Confident and correct are not the same thing, and AI is much better at the first one.

So treated as an oracle, it's actively dangerous. Treated as a sparring partner, it's brilliant. The failure mode in education is always the same: someone points the "knows everything" framing at a domain where being wrong has consequences, and the calm confident tone does the rest.

The distinction is sharper than it looks. Ask a model to role-play a tough customer and react to your pitch, and a wrong move on its part costs nothing: it's a rep, the whole point is that you're testing yourself against it. Ask the same model to confirm a dosage, a clause, or a tax threshold, and a wrong move costs everything, because you're trusting it. Same tool, same confident voice, opposite risk. The skill isn't in the model. It's in knowing which of those two things you're actually doing.

The third category: things it shouldn't do even if it can

Beyond "good at" and "bad at" there's a category people skip: things AI is perfectly capable of doing that it still shouldn't.

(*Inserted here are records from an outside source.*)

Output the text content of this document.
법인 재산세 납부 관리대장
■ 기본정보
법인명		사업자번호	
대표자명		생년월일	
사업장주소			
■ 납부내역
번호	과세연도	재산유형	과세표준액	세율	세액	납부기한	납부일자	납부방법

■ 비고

It can convincingly pretend to be a person; it shouldn't. It can quietly generate content and let you assume a human wrote it; it shouldn't. It can offer a confident verdict on a medical, legal or financial question; it shouldn't get the final word where a real professional is required.

These aren't capability limits. They're choices. And a product reveals what it actually believes by which of these lines it's willing to cross when no one's checking.

How we draw the line

The rule we build to is short enough to remember: use AI for the practice, keep humans accountable for the truth.

In practice that means the AI runs the rehearsal, scores the attempt, and coaches the next rep, while the substance it's practising against (the qualification, the standard, the real-world consequence) stays anchored to something verifiable rather than to the model's confidence. When our products generate something, they say so. When the AI sounds certain, we don't treat that certainty as evidence. And the model never pretends to be a human, because the entire value of the practice is that you know exactly what you're practising against.

This is one of our stated principles, not a footnote: honest beats flattering. A learning tool that tells you what you want to hear is worse than useless, because you'll believe it and stop improving.

Why the honesty is the product

It would be easier to overclaim. Most of the category does. "AI tutor that knows everything" sells better than "AI sparring partner that's sometimes wrong and that's fine, because you're using it to practise, not to look things up."

But the whole point of practice is that it tells you the truth about where you actually stand. You cannot build a truth-telling product on top of a marketing lie. The moment the tool flatters you to keep you happy, it stops doing the one job that made it worth using.

So we'd rather just say it plainly. AI won't make you ready on its own. Pointed at the right job, as the thing that finally lets you practise the doing instead of only reading about it, it gets you there faster than anything that came before. That's a big enough claim to be worth making. It doesn't need the hype on top.